三越伊勢丹ホールディングス(HD)が経営改革を進めている。ただ、百貨店業界の雄であることがかえって壁になっているのか、J・フロントリテイリングのような思い切った店舗改革などに踏み込めておらず、漸進策にとどまる。前社長が電撃退任した「お家騒動」の記憶も新しい中、前身の呉服屋から考えれば江戸時代から続く名門の行方に暗雲が漂う。
三越伊勢丹HDは2017年11月7日、9月中間連結決算とともに、20年度を最終年度とする中期経営計画を発表した。記者会見した杉江俊彦社長は「このまま未来に向かっていける体質ではない」と述べ、現在の経営体制が持続可能ではないとの認識と危機感を表明した。ただ、発表された内容は、そうした危機感の割には改革のスピードに緩さも目立った。
「大盤振る舞い」の早期退職制度
例えば今回、業績の目標として営業利益を2020年度までに350億円とするとしたが、従来は「早期に営業利益500億円を達成する」としており、大いなる後退と言わざるをえない。不採算店舗に大なたを振るう一方で、拡大路線を歩んだ大西洋前社長の退任を受けて17年4月に社長に就任した杉江氏としては、「大西路線との決別」こそ自らの存在意義と受け止めているかのようでもある。
スピードの緩さを示すことには事欠かない。2017年3月期まで5期連続の営業赤字をたれ流してきた高級スーパー「クイーンズ伊勢丹」は、ようやく三菱商事系ファンドに18年3月に売却することになったが、売却するのは運営会社の株式の約3分の2。約3分の1は保有を続けるうえ、「再建後は株式を買い戻す選択肢もある」(17年10月に売却を発表した記者会見で三越伊勢丹HD幹部)という。他の大手百貨店グループ、例えばJ・フロントリテイリングが「ピーコックストア」を13年にイオンに売却したり、少し前に高島屋が「高島屋ストア」を関西のスーパー、イズミヤに売却してばっさり縁を切ったりしたのと比べ、取り扱いの「緩さ」が際立つ。

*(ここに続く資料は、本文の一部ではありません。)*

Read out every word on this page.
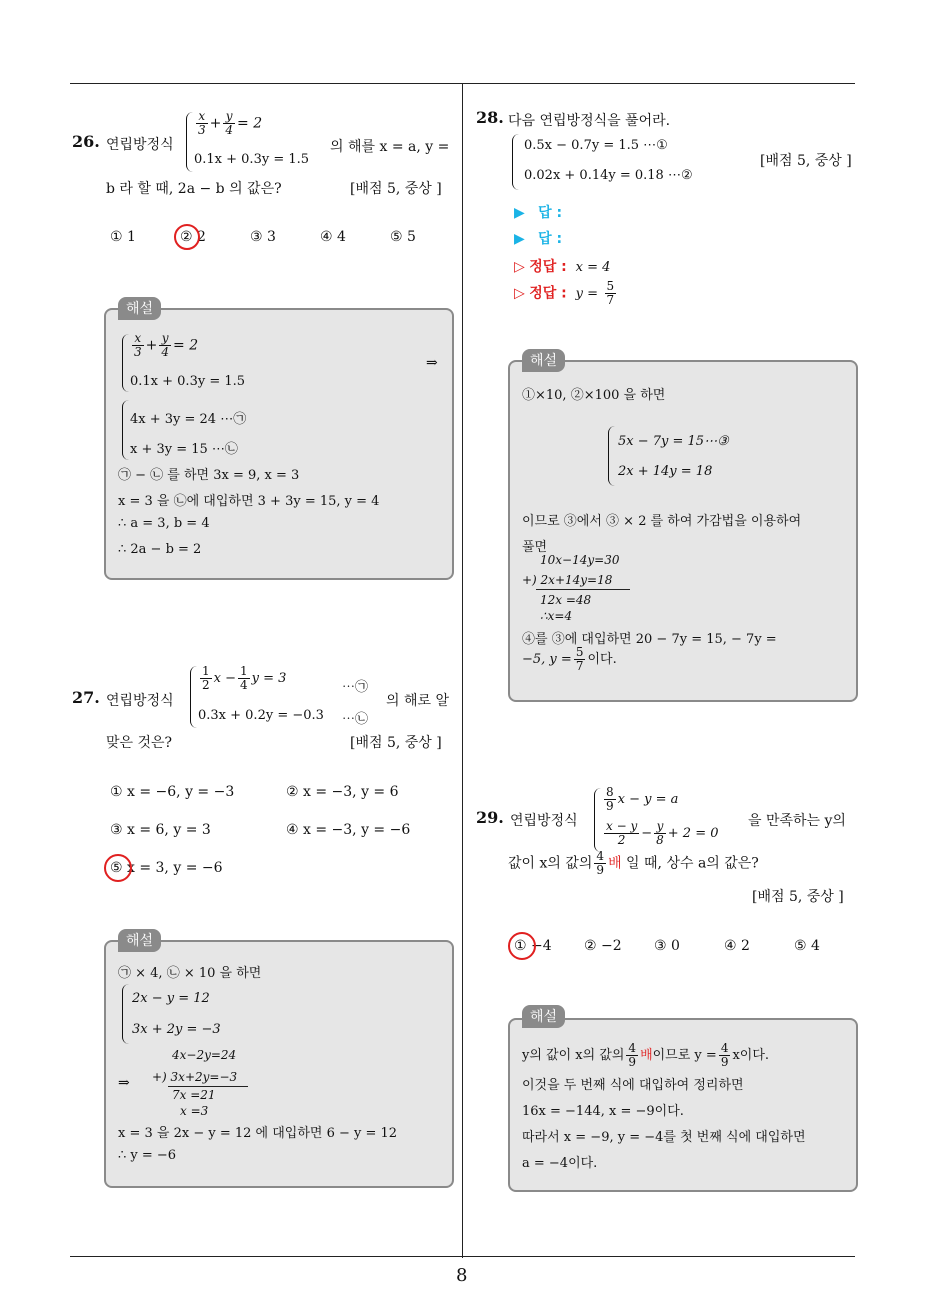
8
26. 연립방정식
$\frac{x}{3} + \frac{y}{4} = 2$
0.1x + 0.3y = 1.5
의 해를 x = a, y =
b 라 할 때, 2a − b 의 값은?	[배점 5, 중상 ]
① 1	② 2	③ 3	④ 4	⑤ 5
해설
$\frac{x}{3} + \frac{y}{4} = 2$
0.1x + 0.3y = 1.5
⇒
4x + 3y = 24 ⋯㉠
x + 3y = 15 ⋯㉡
㉠ − ㉡ 를 하면 3x = 9, x = 3
x = 3 을 ㉡에 대입하면 3 + 3y = 15, y = 4
∴ a = 3, b = 4
∴ 2a − b = 2
27. 연립방정식
$\frac{1}{2}$ $x - \frac{1}{4}$ y = 3
⋯㉠
0.3x + 0.2y = −0.3 ⋯㉡
의 해로 알
맞은 것은?	[배점 5, 중상 ]
① x = −6, y = −3	② x = −3, y = 6
③ x = 6, y = 3	④ x = −3, y = −6
⑤ x = 3, y = −6
해설
㉠ × 4, ㉡ × 10 을 하면
2x − y = 12
3x + 2y = −3
4x−2y=24
⇒ +) 3x+2y=−3
7x =21
x =3
x = 3 을 2x − y = 12 에 대입하면 6 − y = 12
∴ y = −6
28. 다음 연립방정식을 풀어라.
0.5x − 0.7y = 1.5 ⋯①
0.02x + 0.14y = 0.18 ⋯②
[배점 5, 중상 ]
▶ 답 :
▶ 답 :
▷ 정답 : x = 4
▷ 정답 : $y = \frac{5}{7}$
해설
①×10, ②×100 을 하면
5x − 7y = 15⋯③
2x + 14y = 18
이므로 ③에서 ③ × 2 를 하여 가감법을 이용하여
풀면
10x−14y=30
+) 2x+14y=18
12x =48
∴x=4
④를 ③에 대입하면 20 − 7y = 15, − 7y =
−5, $y = \frac{5}{7}$ 이다.
29. 연립방정식
$\frac{8}{9}$ x − y = a
$\frac{x - y}{2} - \frac{y}{8} + 2 = 0$
을 만족하는 y의
값이 x의 값의 $\frac{4}{9}$ 배 일 때, 상수 a의 값은?
[배점 5, 중상 ]
① −4 ② −2 ③ 0	④ 2	⑤ 4
해설
y의 값이 x의 값의 $\frac{4}{9}$ 배이므로 $y = \frac{4}{9}$ x이다.
이것을 두 번째 식에 대입하여 정리하면
16x = −144, x = −9이다.
따라서 x = −9, y = −4를 첫 번째 식에 대입하면
a = −4이다.
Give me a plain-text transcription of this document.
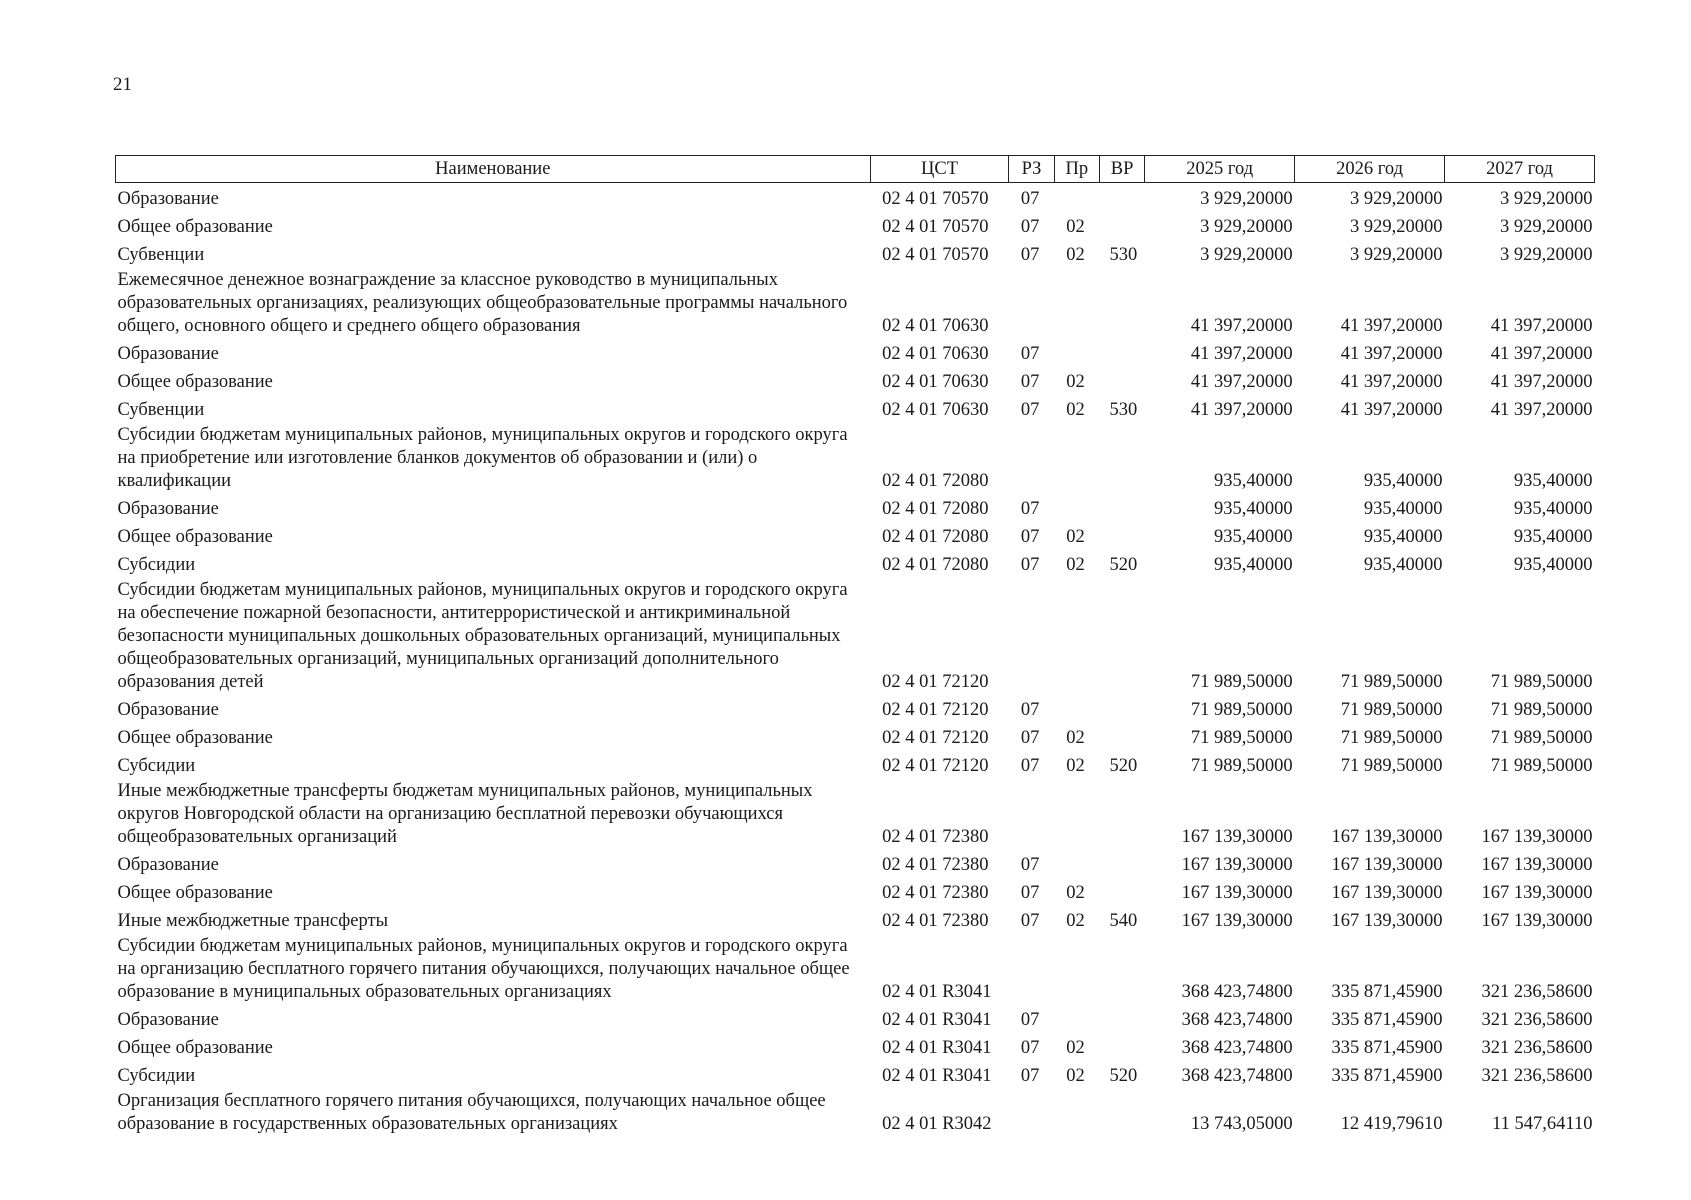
21
Наименование	ЦСТ	РЗ	Пр	ВР	2025 год	2026 год	2027 год
Образование	02 4 01 70570	07			3 929,20000	3 929,20000	3 929,20000
Общее образование	02 4 01 70570	07	02		3 929,20000	3 929,20000	3 929,20000
Субвенции	02 4 01 70570	07	02	530	3 929,20000	3 929,20000	3 929,20000
Ежемесячное денежное вознаграждение за классное руководство в муниципальных образовательных организациях, реализующих общеобразовательные программы начального общего, основного общего и среднего общего образования	02 4 01 70630				41 397,20000	41 397,20000	41 397,20000
Образование	02 4 01 70630	07			41 397,20000	41 397,20000	41 397,20000
Общее образование	02 4 01 70630	07	02		41 397,20000	41 397,20000	41 397,20000
Субвенции	02 4 01 70630	07	02	530	41 397,20000	41 397,20000	41 397,20000
Субсидии бюджетам муниципальных районов, муниципальных округов и городского округа на приобретение или изготовление бланков документов об образовании и (или) о квалификации	02 4 01 72080				935,40000	935,40000	935,40000
Образование	02 4 01 72080	07			935,40000	935,40000	935,40000
Общее образование	02 4 01 72080	07	02		935,40000	935,40000	935,40000
Субсидии	02 4 01 72080	07	02	520	935,40000	935,40000	935,40000
Субсидии бюджетам муниципальных районов, муниципальных округов и городского округа на обеспечение пожарной безопасности, антитеррористической и антикриминальной безопасности муниципальных дошкольных образовательных организаций, муниципальных общеобразовательных организаций, муниципальных организаций дополнительного образования детей	02 4 01 72120				71 989,50000	71 989,50000	71 989,50000
Образование	02 4 01 72120	07			71 989,50000	71 989,50000	71 989,50000
Общее образование	02 4 01 72120	07	02		71 989,50000	71 989,50000	71 989,50000
Субсидии	02 4 01 72120	07	02	520	71 989,50000	71 989,50000	71 989,50000
Иные межбюджетные трансферты бюджетам муниципальных районов, муниципальных округов Новгородской области на организацию бесплатной перевозки обучающихся общеобразовательных организаций	02 4 01 72380				167 139,30000	167 139,30000	167 139,30000
Образование	02 4 01 72380	07			167 139,30000	167 139,30000	167 139,30000
Общее образование	02 4 01 72380	07	02		167 139,30000	167 139,30000	167 139,30000
Иные межбюджетные трансферты	02 4 01 72380	07	02	540	167 139,30000	167 139,30000	167 139,30000
Субсидии бюджетам муниципальных районов, муниципальных округов и городского округа на организацию бесплатного горячего питания обучающихся, получающих начальное общее образование в муниципальных образовательных организациях	02 4 01 R3041				368 423,74800	335 871,45900	321 236,58600
Образование	02 4 01 R3041	07			368 423,74800	335 871,45900	321 236,58600
Общее образование	02 4 01 R3041	07	02		368 423,74800	335 871,45900	321 236,58600
Субсидии	02 4 01 R3041	07	02	520	368 423,74800	335 871,45900	321 236,58600
Организация бесплатного горячего питания обучающихся, получающих начальное общее образование в государственных образовательных организациях	02 4 01 R3042				13 743,05000	12 419,79610	11 547,64110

また、人員削減にしても、現在ある早期退職制度「ネクストキャリア制度」を拡充して対象年齢を50歳以上から48歳以上に引き下げたうえ、退職金額を大幅に積み増すというやり方だ。制度は3年間は続けるといい、場合によっては退職金が従来の2倍近くなる人もいるようだ。他の大手百貨店グループと比べてバブル期入社の管理職が多く、高止まりしている人件費を削減するためだが、期間を区切って目標人数を定めた希望退職者募集ではないうえに「大盤振る舞い」のような退職金積み増しとなると、良く言えばそれが繰り返し報道されることによるブランドイメージへの打撃は小さいものの、構造改革を進めるには「おっかなびっくり」の大甘な対応と言わざるをえない。別途、人件費抑制に向けて給与体系を見直すといい、それでは現場の士気を大いに低める結果になりそうだ。
足元の業績は一息ついているが...
店舗対策も甘い。前社長は閉店候補を記者会見で口走ったことで社内の不評を買い、それが退任につながったわけだが、現体制においては、地元千葉県松戸市の施設に入居してもらって営業を続ける案が市側に否定された伊勢丹松戸店の閉店(2018年3月)以外は、不採算店舗は手つかずのままだ。
一方、「インターネット通販を成長の軸にする」との成長戦略を打ち出したが、今一つ心もとない。2018年4月をメドに店とネットを融合したサイトを新たに立ち上げ、4000社に上る衣料品や食品のメーカーなどの取引先に参加を促す。百貨店の店頭では扱わない低価格の商品や自社サイトを持たない企業の商品をネット上にそろえて販売し、三越伊勢丹HDは手数料を得るという、楽天のような「場所貸し」のビジネスモデルが視野にあるようだ。とは言うものの、三越や伊勢丹のなじみの客はその華やかな店舗で買い物をするという行為そのもの、あるいは従業員のホスピタリティーにこそお金を払っているのではあるまいか。安い品物なら他にいくらでもある。具体的な戦略はもう少し精査するとも言っているが、「高い授業料だった」とならぬような仕組みが問われそうだ。
三越伊勢丹HDは、訪日外国人による売り上げが再び上昇気流にあるため、2017年9月中間連結決算の営業利益が前年同期比25.4%増の76億円となるなど、足元の業績は一息ついている。ただ、こうした中でライバルのJ・フロントリテイリングは、銀座の松坂屋が再開発によって従来の百貨店とは言えない商業施設に生まれ変わって集客力を高めるなど、抜本的な改革を進めている。「一息ついている」あいだに改革のスピードを緩めたことが後々の禍とならないか、業界内からも心配する声が聞かれる。